Таким образом мы очутились уже у германцев. И так как для Розенберга, как и для всех национал-социалистов, не существует исторического процесса, а история представляет собой только музей исторических примеров, так как для него не может быть истории, потому что идея — не гегелевская, стремящаяся воплотиться, — но уже развившаяся, законченная идея — стоит у колыбели германского народа, — то Розенберг сразу попал в средневековье и пришел к новому времени:

«Признав, что Европа во всем, что она создала, обязана своим творчеством только характеру, мы тем самым вскрываем содержание не только европейской религии и германской науки, но и северного искусства... Это признание является основой нового миросозерцания, новой государственной мысли, воскрешающей древнюю мысль. Это — миф нового жизнеощущения, который один даст нам силу, чтоб ниспровергнуть господство получеловека и создать мораль, пронизывающую все области жизни».

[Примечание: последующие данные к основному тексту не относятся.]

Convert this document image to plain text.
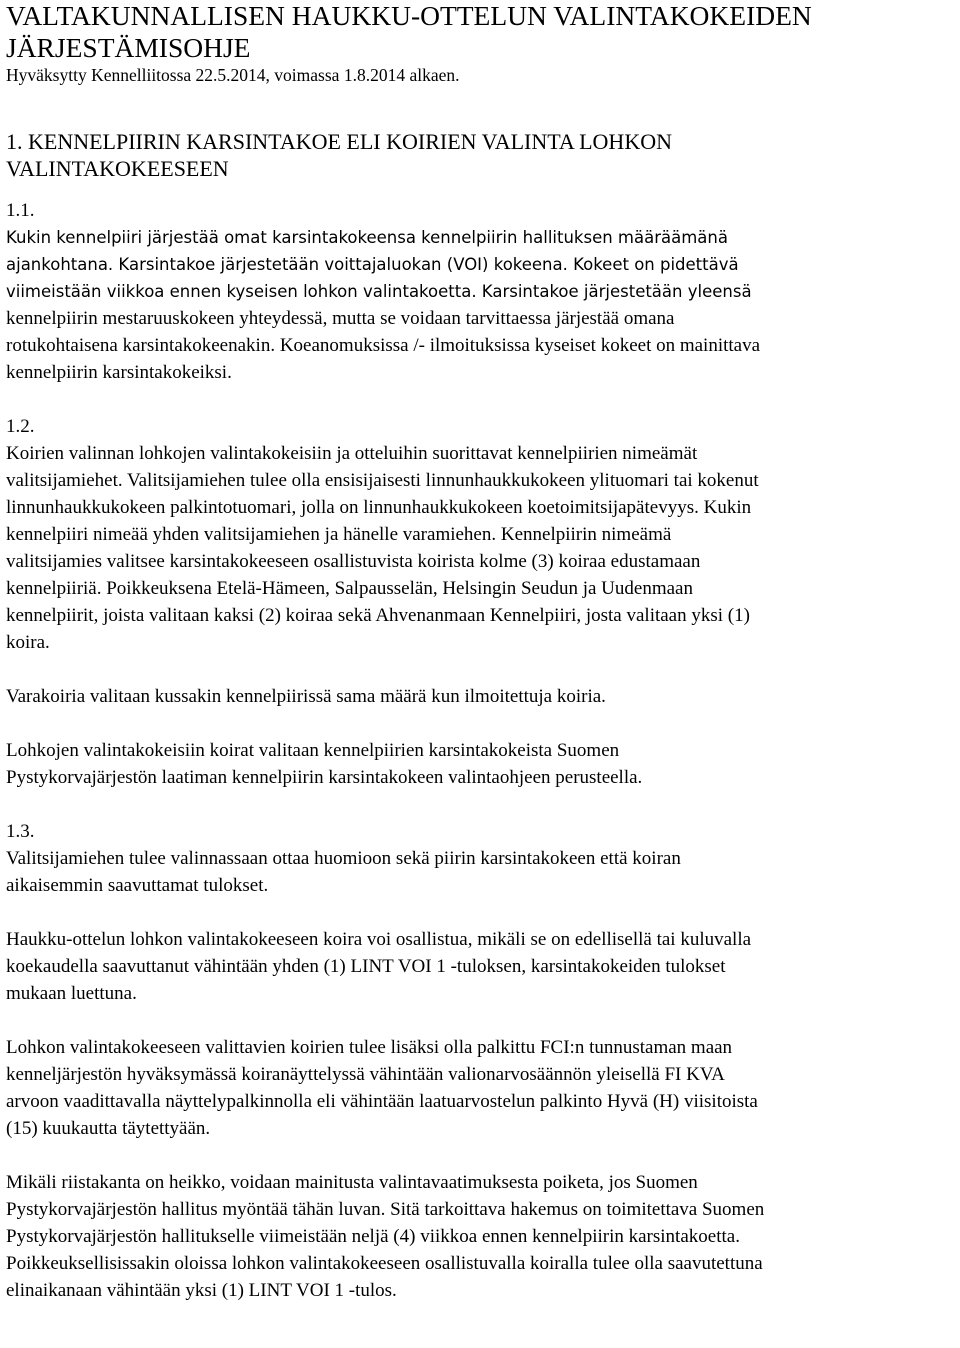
VALTAKUNNALLISEN HAUKKU-OTTELUN VALINTAKOKEIDEN
JÄRJESTÄMISOHJE

Hyväksytty Kennelliitossa 22.5.2014, voimassa 1.8.2014 alkaen.

1. KENNELPIIRIN KARSINTAKOE ELI KOIRIEN VALINTA LOHKON
VALINTAKOKEESEEN

1.1.

Kukin kennelpiiri järjestää omat karsintakokeensa kennelpiirin hallituksen määräämänä
ajankohtana. Karsintakoe järjestetään voittajaluokan (VOI) kokeena. Kokeet on pidettävä
viimeistään viikkoa ennen kyseisen lohkon valintakoetta. Karsintakoe järjestetään yleensä
kennelpiirin mestaruuskokeen yhteydessä, mutta se voidaan tarvittaessa järjestää omana
rotukohtaisena karsintakokeenakin. Koeanomuksissa /- ilmoituksissa kyseiset kokeet on mainittava
kennelpiirin karsintakokeiksi.

1.2.

Koirien valinnan lohkojen valintakokeisiin ja otteluihin suorittavat kennelpiirien nimeämät
valitsijamiehet. Valitsijamiehen tulee olla ensisijaisesti linnunhaukkukokeen ylituomari tai kokenut
linnunhaukkukokeen palkintotuomari, jolla on linnunhaukkukokeen koetoimitsijapätevyys. Kukin
kennelpiiri nimeää yhden valitsijamiehen ja hänelle varamiehen. Kennelpiirin nimeämä
valitsijamies valitsee karsintakokeeseen osallistuvista koirista kolme (3) koiraa edustamaan
kennelpiiriä. Poikkeuksena Etelä-Hämeen, Salpausselän, Helsingin Seudun ja Uudenmaan
kennelpiirit, joista valitaan kaksi (2) koiraa sekä Ahvenanmaan Kennelpiiri, josta valitaan yksi (1)
koira.

Varakoiria valitaan kussakin kennelpiirissä sama määrä kun ilmoitettuja koiria.

Lohkojen valintakokeisiin koirat valitaan kennelpiirien karsintakokeista Suomen
Pystykorvajärjestön laatiman kennelpiirin karsintakokeen valintaohjeen perusteella.

1.3.

Valitsijamiehen tulee valinnassaan ottaa huomioon sekä piirin karsintakokeen että koiran
aikaisemmin saavuttamat tulokset.

Haukku-ottelun lohkon valintakokeeseen koira voi osallistua, mikäli se on edellisellä tai kuluvalla
koekaudella saavuttanut vähintään yhden (1) LINT VOI 1 -tuloksen, karsintakokeiden tulokset
mukaan luettuna.

Lohkon valintakokeeseen valittavien koirien tulee lisäksi olla palkittu FCI:n tunnustaman maan
kenneljärjestön hyväksymässä koiranäyttelyssä vähintään valionarvosäännön yleisellä FI KVA
arvoon vaadittavalla näyttelypalkinnolla eli vähintään laatuarvostelun palkinto Hyvä (H) viisitoista
(15) kuukautta täytettyään.

Mikäli riistakanta on heikko, voidaan mainitusta valintavaatimuksesta poiketa, jos Suomen
Pystykorvajärjestön hallitus myöntää tähän luvan. Sitä tarkoittava hakemus on toimitettava Suomen
Pystykorvajärjestön hallitukselle viimeistään neljä (4) viikkoa ennen kennelpiirin karsintakoetta.
Poikkeuksellisissakin oloissa lohkon valintakokeeseen osallistuvalla koiralla tulee olla saavutettuna
elinaikanaan vähintään yksi (1) LINT VOI 1 -tulos.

Хотя эти напыщенные фразы и заверяют нас, что в них открыты основы «северного искусства», тем не менее в них не видно мощных камней, образующих его фундамент. В той же радио-речи сам Розенберг пытается ближе подойти к сути вопроса и патетически восклицает:

«Обратно к земле и крови! Прочь от «культуры человечества»! Ее не существует вовсе, как не существует и мировой истории, а только история отдельных народов. И содержание последней — борьба: человек против человека, бог против бога, характер против характера! Каждый вновь родившийся нуждается в метафизическом центре. Для нас — это честь и свобода. Это стержень нашего эпоса — песни о Нибелунгах, Гильденбранде и Гудруне».

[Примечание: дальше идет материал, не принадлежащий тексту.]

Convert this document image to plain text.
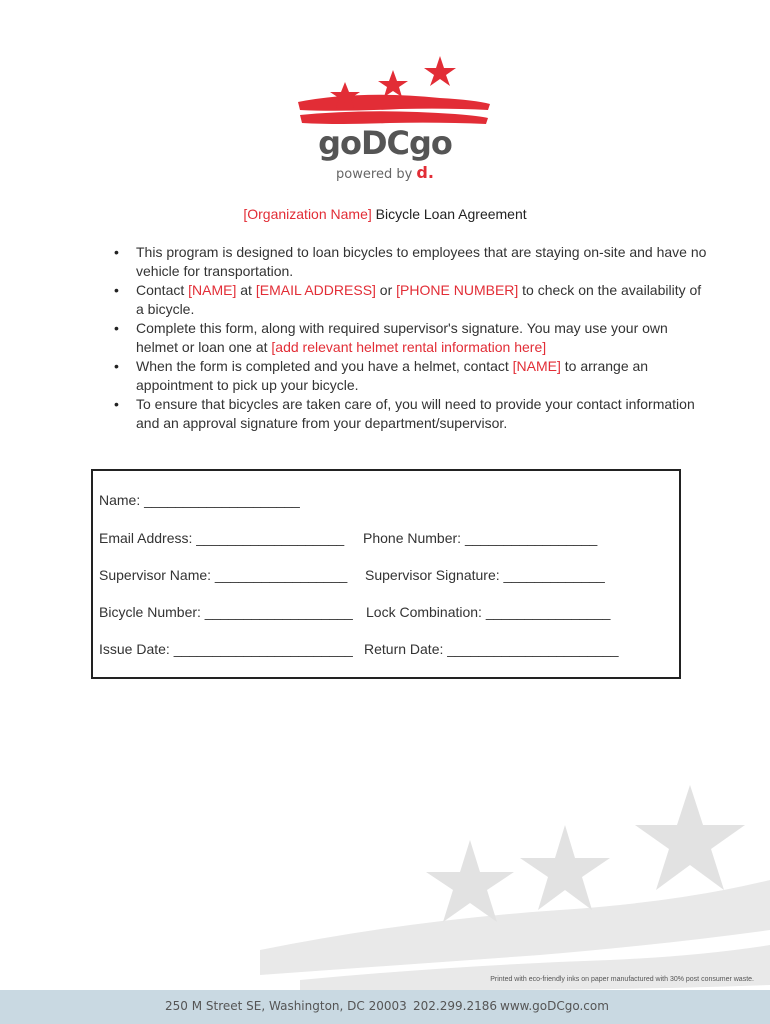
goDCgo
powered by d.
[Organization Name] Bicycle Loan Agreement
• This program is designed to loan bicycles to employees that are staying on-site and have no vehicle for transportation.
• Contact [NAME] at [EMAIL ADDRESS] or [PHONE NUMBER] to check on the availability of a bicycle.
• Complete this form, along with required supervisor's signature. You may use your own helmet or loan one at [add relevant helmet rental information here]
• When the form is completed and you have a helmet, contact [NAME] to arrange an appointment to pick up your bicycle.
• To ensure that bicycles are taken care of, you will need to provide your contact information and an approval signature from your department/supervisor.
Name: ____________________
Email Address: ___________________ Phone Number: _________________
Supervisor Name: _________________ Supervisor Signature: _____________
Bicycle Number: ___________________ Lock Combination: ________________
Issue Date: _______________________ Return Date: ______________________
Printed with eco-friendly inks on paper manufactured with 30% post consumer waste.
250 M Street SE, Washington, DC 20003 202.299.2186 www.goDCgo.com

Таким образом мы опять подошли к искусству и литературе. Пророк возвещает:

«Перелом начался. Великий художник придет, как только создастся для него почва, как только народ сольется в духовной общности. Без ограничения, свободно должна развиваться личность художника».

Итак, свобода?

Нет, не вполне. Ведь это было бы либерализмом, а Розенберг, как и все теоретики фашизма, твердо убежден, что он противник либерализма. Отсюда ограничение:

«Но одного мы требуем: признания нашего кредо! Лишь тот, кто принимает его, достоин вступить в борьбу. Это — наша романтика: никаких идиллий, твердость и железная стойкость!»

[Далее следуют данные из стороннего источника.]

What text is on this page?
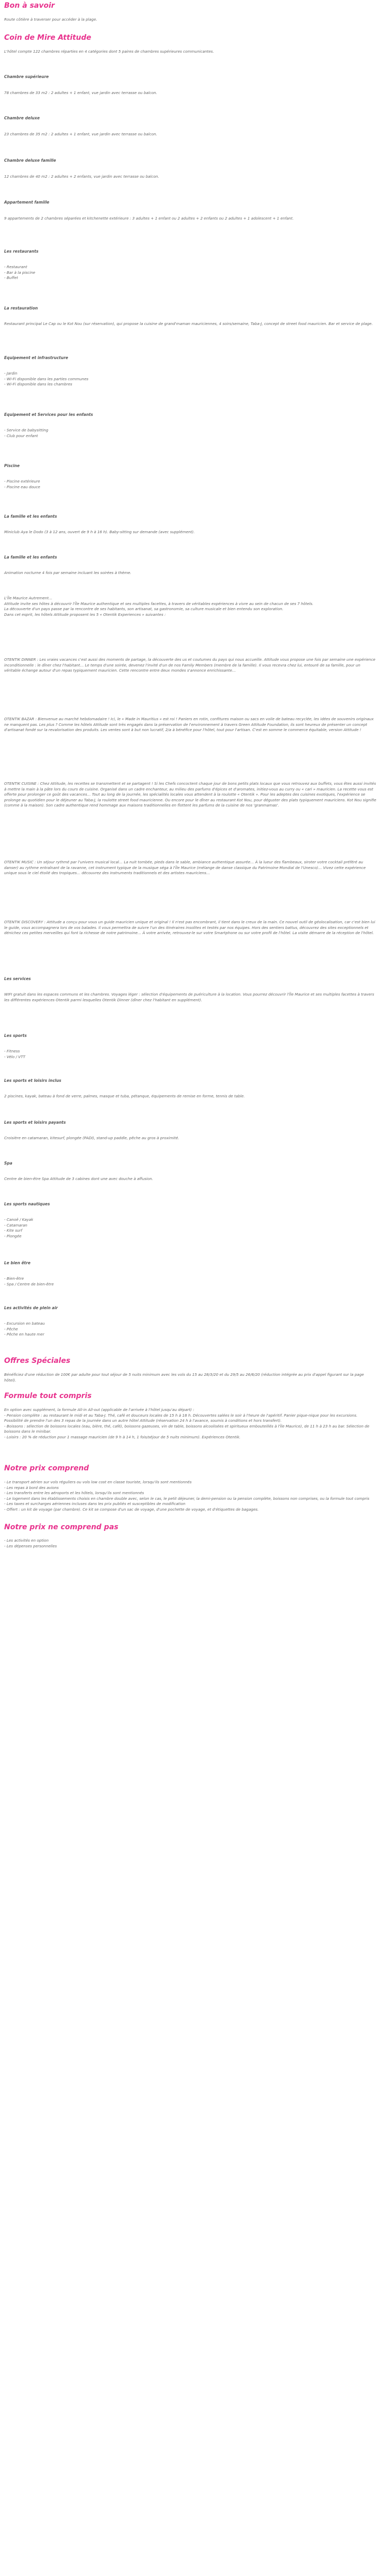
Bon à savoir
Route côtière à traverser pour accéder à la plage.
Coin de Mire Attitude
L'hôtel compte 122 chambres réparties en 4 catégories dont 5 paires de chambres supérieures communicantes.
Chambre supérieure
78 chambres de 33 m2 : 2 adultes + 1 enfant, vue jardin avec terrasse ou balcon.
Chambre deluxe
23 chambres de 35 m2 : 2 adultes + 1 enfant, vue jardin avec terrasse ou balcon.
Chambre deluxe famille
12 chambres de 40 m2 : 2 adultes + 2 enfants, vue jardin avec terrasse ou balcon.
Appartement famille
9 appartements de 2 chambres séparées et kitchenette extérieure : 3 adultes + 1 enfant ou 2 adultes + 2 enfants ou 2 adultes + 1 adolescent + 1 enfant.
Les restaurants
- Restaurant
- Bar à la piscine
- Buffet
La restauration
Restaurant principal Le Cap ou le Kot Nou (sur réservation), qui propose la cuisine de grand'maman mauriciennes, 4 soirs/semaine, Taba-J, concept de street food mauricien. Bar et service de plage.
Equipement et infrastructure
- Jardin
- Wi-Fi disponible dans les parties communes
- Wi-Fi disponible dans les chambres
Equipement et Services pour les enfants
- Service de babysitting
- Club pour enfant
Piscine
- Piscine extérieure
- Piscine eau douce
La famille et les enfants
Miniclub Aya le Dodo (3 à 12 ans, ouvert de 9 h à 16 h). Baby-sitting sur demande (avec supplément).
La famille et les enfants
Animation nocturne 4 fois par semaine incluant les soirées à thème.
L'Île Maurice Autrement…
Attitude invite ses hôtes à découvrir l'Île Maurice authentique et ses multiples facettes, à travers de véritables expériences à vivre au sein de chacun de ses 7 hôtels.
La découverte d'un pays passe par la rencontre de ses habitants, son artisanat, sa gastronomie, sa culture musicale et bien entendu son exploration.
Dans cet esprit, les hôtels Attitude proposent les 5 « Otentik Experiences » suivantes :
OTENTIK DINNER : Les vraies vacances c'est aussi des moments de partage, la découverte des us et coutumes du pays qui nous accueille. Attitude vous propose une fois par semaine une expérience inconditionnelle : le dîner chez l'habitant… Le temps d'une soirée, devenez l'invité d'un de nos Family Members (membre de la famille). Il vous recevra chez lui, entouré de sa famille, pour un véritable échange autour d'un repas typiquement mauricien. Cette rencontre entre deux mondes s'annonce enrichissante…
OTENTIK BAZAR : Bienvenue au marché hebdomadaire ! Ici, le « Made in Mauritius » est roi ! Paniers en rotin, confitures maison ou sacs en voile de bateau recyclée, les idées de souvenirs originaux ne manquent pas. Les plus ? Comme les hôtels Attitude sont très engagés dans la préservation de l'environnement à travers Green Attitude Foundation, ils sont heureux de présenter un concept d'artisanat fondé sur la revalorisation des produits. Les ventes sont à but non lucratif, 2/a à bénéfice pour l'hôtel, tout pour l'artisan. C'est en somme le commerce équitable, version Attitude !
OTENTIK CUISINE : Chez Attitude, les recettes se transmettent et se partagent ! Si les Chefs concoctent chaque jour de bons petits plats locaux que vous retrouvez aux buffets, vous êtes aussi invités à mettre la main à la pâte lors du cours de cuisine. Organisé dans un cadre enchanteur, au milieu des parfums d'épices et d'aromates, initiez-vous au curry ou « cari » mauricien. La recette vous est offerte pour prolonger ce goût des vacances… Tout au long de la journée, les spécialités locales vous attendent à la roulotte « Otentik ». Pour les adeptes des cuisines exotiques, l'expérience se prolonge au quotidien pour le déjeuner au Taba-J, la roulotte street food mauricienne. Ou encore pour le dîner au restaurant Kot Nou, pour déguster des plats typiquement mauriciens. Kot Nou signifie (comme à la maison). Son cadre authentique rend hommage aux maisons traditionnelles en flottent les parfums de la cuisine de nos 'granmamas'.
OTENTIK MUSIC : Un séjour rythmé par l'univers musical local… La nuit tombée, pieds dans le sable, ambiance authentique assurée… À la lueur des flambeaux, siroter votre cocktail préféré au danser) au rythme entraînant de la ravanne, cet instrument typique de la musique séga à l'Île Maurice (mélange de danse classique du Patrimoine Mondial de l'Unesco)… Vivez cette expérience unique sous le ciel étoilé des tropiques… découvrez des instruments traditionnels et des artistes mauriciens…
OTENTIK DISCOVERY : Attitude a conçu pour vous un guide mauricien unique et original ! Il n'est pas encombrant, il tient dans le creux de la main. Ce nouvel outil de géolocalisation, car c'est bien lui le guide, vous accompagnera lors de vos balades. Il vous permettra de suivre l'un des itinéraires insolites et testés par nos équipes. Hors des sentiers battus, découvrez des sites exceptionnels et dénichez ces petites merveilles qui font la richesse de notre patrimoine… À votre arrivée, retrouvez-le sur votre Smartphone ou sur votre profil de l'hôtel. La visite démarre de la réception de l'hôtel.
Les services
WIFI gratuit dans les espaces communs et les chambres. Voyages léger : sélection d'équipements de puériculture à la location. Vous pourrez découvrir l'Île Maurice et ses multiples facettes à travers les différentes expériences Otentik parmi lesquelles Otentik Dinner (dîner chez l'habitant en supplément).
Les sports
- Fitness
- Vélo / VTT
Les sports et loisirs inclus
2 piscines, kayak, bateau à fond de verre, palmes, masque et tuba, pétanque, équipements de remise en forme, tennis de table.
Les sports et loisirs payants
Croisière en catamaran, kitesurf, plongée (PADI), stand-up paddle, pêche au gros à proximité.
Spa
Centre de bien-être Spa Attitude de 3 cabines dont une avec douche à affusion.
Les sports nautiques
- Canoë / Kayak
- Catamaran
- Kite surf
- Plongée
Le bien être
- Bien-être
- Spa / Centre de bien-être
Les activités de plein air
- Excursion en bateau
- Pêche
- Pêche en haute mer
Offres Spéciales
Bénéficiez d'une réduction de 100€ par adulte pour tout séjour de 5 nuits minimum avec les vols du 15 au 28/3/20 et du 29/5 au 26/6/20 (réduction intégrée au prix d'appel figurant sur la page hôtel).
Formule tout compris
En option avec supplément, la formule All-in All-out (applicable de l'arrivée à l'hôtel jusqu'au départ) :
- Pension complète : au restaurant le midi et au Taba-J. Thé, café et douceurs locales de 15 h à 18 h. Découvertes salées le soir à l'heure de l'apéritif. Panier pique-nique pour les excursions. Possibilité de prendre l'un des 3 repas de la journée dans un autre hôtel Attitude (réservation 24 h à l'avance, soumis à conditions et hors transfert).
- Boissons : sélection de boissons locales (eau, bière, thé, café), boissons gazeuses, vin de table, boissons alcoolisées et spiritueux embouteillés à l'Île Maurice), de 11 h à 23 h au bar. Sélection de boissons dans le minibar.
- Loisirs : 20 % de réduction pour 1 massage mauricien (de 9 h à 14 h, 1 fois/séjour de 5 nuits minimum). Expériences Otentik.
Notre prix comprend
- Le transport aérien sur vols réguliers ou vols low cost en classe touriste, lorsqu'ils sont mentionnés
- Les repas à bord des avions
- Les transferts entre les aéroports et les hôtels, lorsqu'ils sont mentionnés
- Le logement dans les établissements choisis en chambre double avec, selon le cas, le petit déjeuner, la demi-pension ou la pension complète, boissons non comprises, ou la formule tout compris
- Les taxes et surcharges aériennes incluses dans les prix publiés et susceptibles de modification
- Offert : un kit de voyage (par chambre). Ce kit se compose d'un sac de voyage, d'une pochette de voyage, et d'étiquettes de bagages.
Notre prix ne comprend pas
- Les activités en option
- Les dépenses personnelles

Последнее — не совсем удобоваримо, хотя достаточно высокомерно и пустозвонно. Но это к делу не относится,» лошадиное копыто уже видно: «Художники и писатели — это те, которых мы таковыми признаем, это те, кого мы для этого призовем». Эта мысль гораздо яснее была выражена у Геббельса, когда он еще не говорил обо всем искусстве в целом, а только о тех его областях, которые имеют для правительства Гитлера наиболее важное практическое значение. Он заявил работникам кино, что национальное правительство не собирается накладывать на фильмы единообразный штамп. Оно не станет этого делать, т. к. «искусство свободно и должно оставаться свободным». И сейчас же после этого: «С одной, однако, оговоркой: оно должно держаться определенных нравственных, политических и мировоззренческих норм, раз навсегда установленных». Более точное и еще более недвусмысленное определение этих норм, установленных господствующей властью и не подлежащих дальнейшему толкованию, Геббельс дает, говоря о радио. Он не скрывает тут, что «национальная революция требует открытого ее признания и приятия» и что «радио должно подчиняться целям, которые ставит себе правительство национальной революции. Руководящие указания радио даются правительством».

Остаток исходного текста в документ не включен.